In closing the Handbook it is appropriate to briefly speculate about what the future of patent analytics might look like. For the author of this Handbook it would be highly desirable to see the increasing availability of patent data in forms that are amenable for patent analytics. The USPTO PatentsView service is the model in this regard followed by the EPO. It is to be hoped that in future the WIPO PCT collection might also be made available. As we have seen in the Handbook considerable manual or computational processing is required on the part of analysts, notably with data cleaning and text processing. Some of this work could be done in advance such as the harmonisation of applicant and inventor names. The OECD has done pioneering work in this area that is linked to work the EPO World Patent Statistical Database (PATSTAT). More recently the USPTO PatentsView service has done admirable work in disambiguating applicant and inventor names and geocoding patent data. It is highly desirable to support and encourage these types of initiatives for the benefit of the wider users of patent data. At the same time we could imagine that a great deal of the hard labour in text based patent analytics could be removed by following the example of the General Index which provides open access to the ngrams of over 57 million scientific articles. A similar initiative by patent offices with their texts could greatly improve the access of patent texts for analytics purposes by wider user communities.
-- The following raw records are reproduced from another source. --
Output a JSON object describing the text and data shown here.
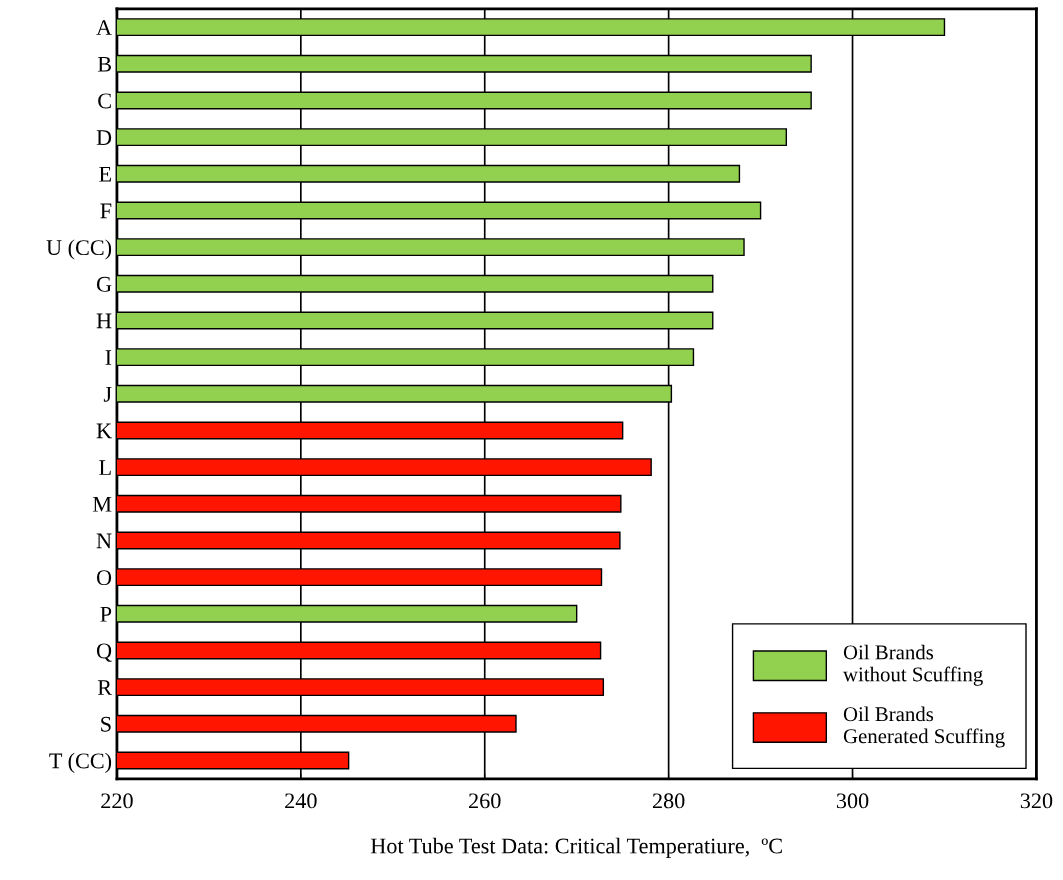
{
  "chart_data": {
    "type": "bar",
    "orientation": "horizontal",
    "xlabel": "Hot Tube Test Data: Critical Temperatiure,  ºC",
    "categories": [
      "A",
      "B",
      "C",
      "D",
      "E",
      "F",
      "U (CC)",
      "G",
      "H",
      "I",
      "J",
      "K",
      "L",
      "M",
      "N",
      "O",
      "P",
      "Q",
      "R",
      "S",
      "T (CC)"
    ],
    "series": [
      {
        "name": "Oil Brands\nwithout Scuffing",
        "color": "#92d050",
        "values": [
          310,
          295.5,
          295.5,
          292.8,
          287.7,
          290,
          288.2,
          284.8,
          284.8,
          282.7,
          280.3,
          null,
          null,
          null,
          null,
          null,
          270,
          null,
          null,
          null,
          null
        ]
      },
      {
        "name": "Oil Brands\nGenerated Scuffing",
        "color": "#ff1500",
        "values": [
          null,
          null,
          null,
          null,
          null,
          null,
          null,
          null,
          null,
          null,
          null,
          275,
          278.1,
          274.8,
          274.7,
          272.7,
          null,
          272.6,
          272.9,
          263.4,
          245.2
        ]
      }
    ],
    "xlim": [
      220,
      320
    ],
    "xticks": [
      220,
      240,
      260,
      280,
      300,
      320
    ],
    "grid": "x",
    "legend": "bottom right"
  }
}
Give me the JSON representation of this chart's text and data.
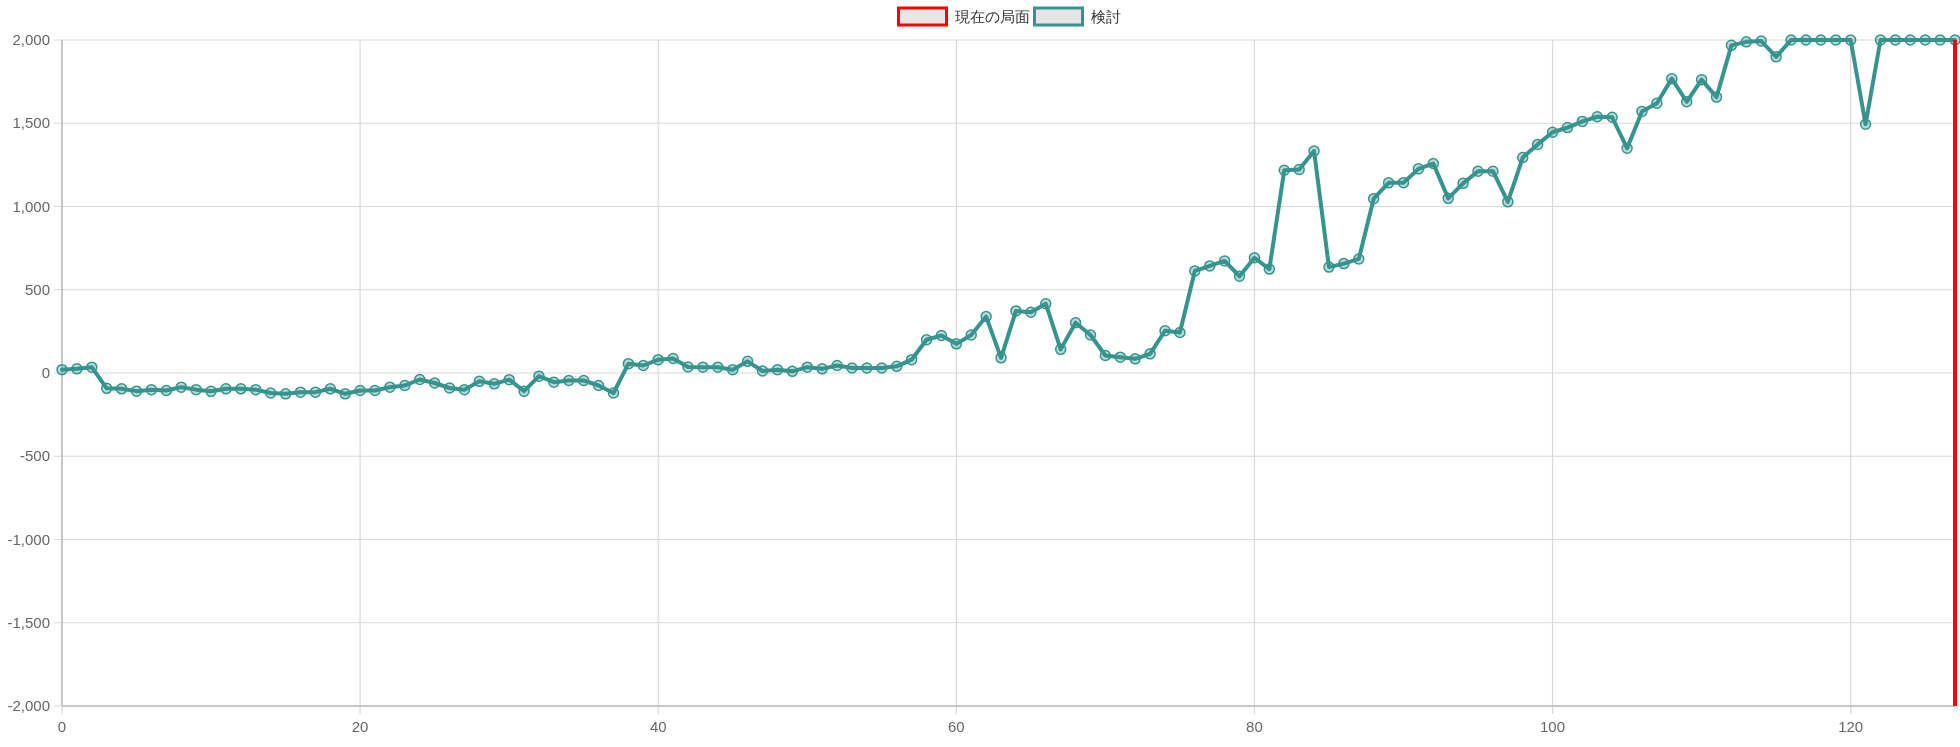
{
  "chart_data": {
    "type": "line",
    "x": [
      0,
      1,
      2,
      3,
      4,
      5,
      6,
      7,
      8,
      9,
      10,
      11,
      12,
      13,
      14,
      15,
      16,
      17,
      18,
      19,
      20,
      21,
      22,
      23,
      24,
      25,
      26,
      27,
      28,
      29,
      30,
      31,
      32,
      33,
      34,
      35,
      36,
      37,
      38,
      39,
      40,
      41,
      42,
      43,
      44,
      45,
      46,
      47,
      48,
      49,
      50,
      51,
      52,
      53,
      54,
      55,
      56,
      57,
      58,
      59,
      60,
      61,
      62,
      63,
      64,
      65,
      66,
      67,
      68,
      69,
      70,
      71,
      72,
      73,
      74,
      75,
      76,
      77,
      78,
      79,
      80,
      81,
      82,
      83,
      84,
      85,
      86,
      87,
      88,
      89,
      90,
      91,
      92,
      93,
      94,
      95,
      96,
      97,
      98,
      99,
      100,
      101,
      102,
      103,
      104,
      105,
      106,
      107,
      108,
      109,
      110,
      111,
      112,
      113,
      114,
      115,
      116,
      117,
      118,
      119,
      120,
      121,
      122,
      123,
      124,
      125,
      126,
      127
    ],
    "series": [
      {
        "name": "検討",
        "color": "#36948f",
        "values": [
          20,
          25,
          35,
          -92,
          -95,
          -109,
          -100,
          -105,
          -85,
          -100,
          -110,
          -95,
          -95,
          -100,
          -120,
          -125,
          -115,
          -115,
          -95,
          -125,
          -105,
          -105,
          -85,
          -75,
          -39,
          -60,
          -90,
          -100,
          -50,
          -65,
          -40,
          -109,
          -19,
          -55,
          -45,
          -45,
          -75,
          -120,
          56,
          45,
          80,
          87,
          36,
          35,
          35,
          20,
          70,
          12,
          20,
          10,
          35,
          25,
          45,
          30,
          30,
          30,
          40,
          80,
          200,
          225,
          175,
          228,
          339,
          91,
          373,
          365,
          416,
          142,
          302,
          228,
          105,
          95,
          85,
          115,
          254,
          243,
          613,
          643,
          673,
          581,
          692,
          624,
          1218,
          1222,
          1333,
          636,
          657,
          685,
          1047,
          1142,
          1143,
          1226,
          1258,
          1049,
          1139,
          1212,
          1212,
          1028,
          1294,
          1373,
          1446,
          1474,
          1511,
          1539,
          1536,
          1350,
          1571,
          1620,
          1768,
          1629,
          1762,
          1657,
          1968,
          1989,
          1994,
          1899,
          2000,
          2000,
          2000,
          2000,
          2000,
          1494,
          2000,
          2000,
          2000,
          2000,
          2000,
          2000
        ]
      }
    ],
    "xlim": [
      0,
      127
    ],
    "xticks": [
      0,
      20,
      40,
      60,
      80,
      100,
      120
    ],
    "ylim": [
      -2000,
      2000
    ],
    "yticks": [
      {
        "value": -2000,
        "label": "-2,000"
      },
      {
        "value": -1500,
        "label": "-1,500"
      },
      {
        "value": -1000,
        "label": "-1,000"
      },
      -500,
      0,
      500,
      {
        "value": 1000,
        "label": "1,000"
      },
      {
        "value": 1500,
        "label": "1,500"
      },
      {
        "value": 2000,
        "label": "2,000"
      }
    ],
    "ref_lines": [
      {
        "axis": "x",
        "value": 127,
        "label": "現在の局面",
        "color": "#ff0000"
      }
    ],
    "grid": true,
    "legend": "top",
    "marker": "circle",
    "line_style": "solid"
  }
}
In a similar vein, as we saw in the example of fasttext, supporting and perhaps maintaining vector space models could greatly reduce duplication of effort by creating a common baseline. This would allow researchers and commercial providers to focus on the development of more specialist tasks.
Finally, as the first Handbook of its type the present work forms part of a wider effort to promote open patent analytics for the benefit of the wider community. I hope that the Handbook has proved useful and that you will contribute through your own work to the promotion of open patent analytics for the benefit of the wider community.